Despite the presence of the mentioned positive aspects of EF, there are serious concerns about their complications, such as malunion, acute carpal tunnel syndrome, stiffness in wrists and fingers, over-distraction, and infection as the most prevalent complication of EFs in the distal radius, with an incidence rate of up to 37%36,37,38,39,40. Previous studies have reported superficial radial nerve injury as a complication of percutaneous pin fixation, which more commonly occurs during the removal of the pins41. However, our recent study shows that the complication rates mentioned were lower than in most previous studies and lower in the CRPP than in CREF. Our findings showed that the incidence of infection is lower at 13.93%, but it is still more common in the group treated with CREF. We did not observe the two types of complications reported in previous studies: superficial and deep-seated.
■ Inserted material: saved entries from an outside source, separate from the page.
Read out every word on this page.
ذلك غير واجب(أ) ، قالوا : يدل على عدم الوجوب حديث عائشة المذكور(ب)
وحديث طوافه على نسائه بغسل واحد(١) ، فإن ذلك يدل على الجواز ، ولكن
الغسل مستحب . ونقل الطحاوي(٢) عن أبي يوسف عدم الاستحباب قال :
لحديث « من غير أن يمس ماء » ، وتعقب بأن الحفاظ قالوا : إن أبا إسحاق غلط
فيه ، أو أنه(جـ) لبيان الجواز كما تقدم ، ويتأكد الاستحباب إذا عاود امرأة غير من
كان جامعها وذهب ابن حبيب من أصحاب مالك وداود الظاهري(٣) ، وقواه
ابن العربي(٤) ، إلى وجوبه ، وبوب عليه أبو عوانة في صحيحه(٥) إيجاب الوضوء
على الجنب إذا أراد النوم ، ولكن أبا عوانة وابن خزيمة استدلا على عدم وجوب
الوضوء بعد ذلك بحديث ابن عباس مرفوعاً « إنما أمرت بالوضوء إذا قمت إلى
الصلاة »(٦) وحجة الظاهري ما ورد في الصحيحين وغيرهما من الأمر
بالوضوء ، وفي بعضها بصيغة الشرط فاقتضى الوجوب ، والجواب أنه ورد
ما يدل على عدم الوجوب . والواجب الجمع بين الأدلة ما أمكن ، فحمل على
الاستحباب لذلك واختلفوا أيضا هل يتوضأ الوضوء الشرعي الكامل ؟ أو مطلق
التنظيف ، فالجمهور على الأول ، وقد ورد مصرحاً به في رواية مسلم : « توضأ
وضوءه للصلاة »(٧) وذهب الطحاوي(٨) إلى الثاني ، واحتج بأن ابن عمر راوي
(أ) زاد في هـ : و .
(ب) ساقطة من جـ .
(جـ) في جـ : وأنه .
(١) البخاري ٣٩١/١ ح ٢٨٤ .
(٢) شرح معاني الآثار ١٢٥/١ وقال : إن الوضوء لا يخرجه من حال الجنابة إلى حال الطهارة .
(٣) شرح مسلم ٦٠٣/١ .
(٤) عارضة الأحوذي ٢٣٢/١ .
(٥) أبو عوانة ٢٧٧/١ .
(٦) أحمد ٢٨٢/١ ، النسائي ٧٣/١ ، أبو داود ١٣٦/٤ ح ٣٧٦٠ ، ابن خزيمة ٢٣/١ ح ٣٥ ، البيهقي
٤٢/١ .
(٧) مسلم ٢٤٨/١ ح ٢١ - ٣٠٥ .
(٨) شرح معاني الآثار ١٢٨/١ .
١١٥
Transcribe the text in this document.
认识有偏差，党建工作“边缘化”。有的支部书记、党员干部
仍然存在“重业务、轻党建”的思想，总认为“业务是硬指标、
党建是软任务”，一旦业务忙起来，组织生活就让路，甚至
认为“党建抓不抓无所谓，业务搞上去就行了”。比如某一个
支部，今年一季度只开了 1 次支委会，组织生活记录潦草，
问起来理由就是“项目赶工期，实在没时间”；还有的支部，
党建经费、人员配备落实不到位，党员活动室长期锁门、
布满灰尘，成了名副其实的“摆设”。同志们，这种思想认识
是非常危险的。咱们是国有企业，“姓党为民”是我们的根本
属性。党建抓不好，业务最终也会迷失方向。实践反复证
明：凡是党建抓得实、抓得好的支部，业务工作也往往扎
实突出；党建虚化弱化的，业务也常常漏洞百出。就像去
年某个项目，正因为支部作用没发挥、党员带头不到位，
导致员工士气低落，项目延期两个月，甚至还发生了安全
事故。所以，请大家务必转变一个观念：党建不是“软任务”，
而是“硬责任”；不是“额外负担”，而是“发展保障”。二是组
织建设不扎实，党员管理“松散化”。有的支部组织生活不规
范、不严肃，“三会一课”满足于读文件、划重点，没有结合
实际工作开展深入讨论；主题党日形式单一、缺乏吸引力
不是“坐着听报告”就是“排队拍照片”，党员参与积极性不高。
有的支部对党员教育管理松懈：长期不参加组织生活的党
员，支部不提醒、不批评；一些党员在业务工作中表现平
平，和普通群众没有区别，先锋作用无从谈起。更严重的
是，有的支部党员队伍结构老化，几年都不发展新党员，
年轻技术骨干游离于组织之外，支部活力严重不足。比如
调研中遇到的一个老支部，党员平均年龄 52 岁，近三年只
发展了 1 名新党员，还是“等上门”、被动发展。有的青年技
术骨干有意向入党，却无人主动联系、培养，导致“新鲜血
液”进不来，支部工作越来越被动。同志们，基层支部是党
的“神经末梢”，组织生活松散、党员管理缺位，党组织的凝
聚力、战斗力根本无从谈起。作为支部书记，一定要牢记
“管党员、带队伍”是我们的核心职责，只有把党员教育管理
The latter requires the removal of the fixation or pins. Our study found that complications were significantly higher in the group treated with external fixation compared to the pin and gypsum method. These findings offer valuable insights for medical professionals treating patients with radial nerve damage.

This study was performed in two tertiary referral centers for orthopedic surgeries, and a wide range of epidemiologic features were included in the participants. However, since it was a retrospective evaluation, there was a significant variety among the patients regarding the time that had passed since their surgeries. Moreover, it was only possible to examine some eligible cases due to the need for more consistency in recording the patients’ information and the percentage of eligible participants living far from these two centers. The other limitation factor was the difference between surgeons, anesthesiologists, and the setting of the operation. It might have caused minor bias in the result, even though most basic characteristics were similar between the two groups of surgeons. It is highly recommended that future authors investigate the pros and cons of these methods in a prospective study with a single surgical and anesthesia team and a unified surgical setting.

Conclusion

This study compared two common surgical treatments for distal radius fractures. The study results showed superior general and specific functional outcomes in the CRPP group compared to CREF. Moreover, the difference in the complication rate and pain experienced by these two groups of patients was statistically significant in favor of the CRPP. The overall rate of complications in both groups was lower than most of the previously reported rates.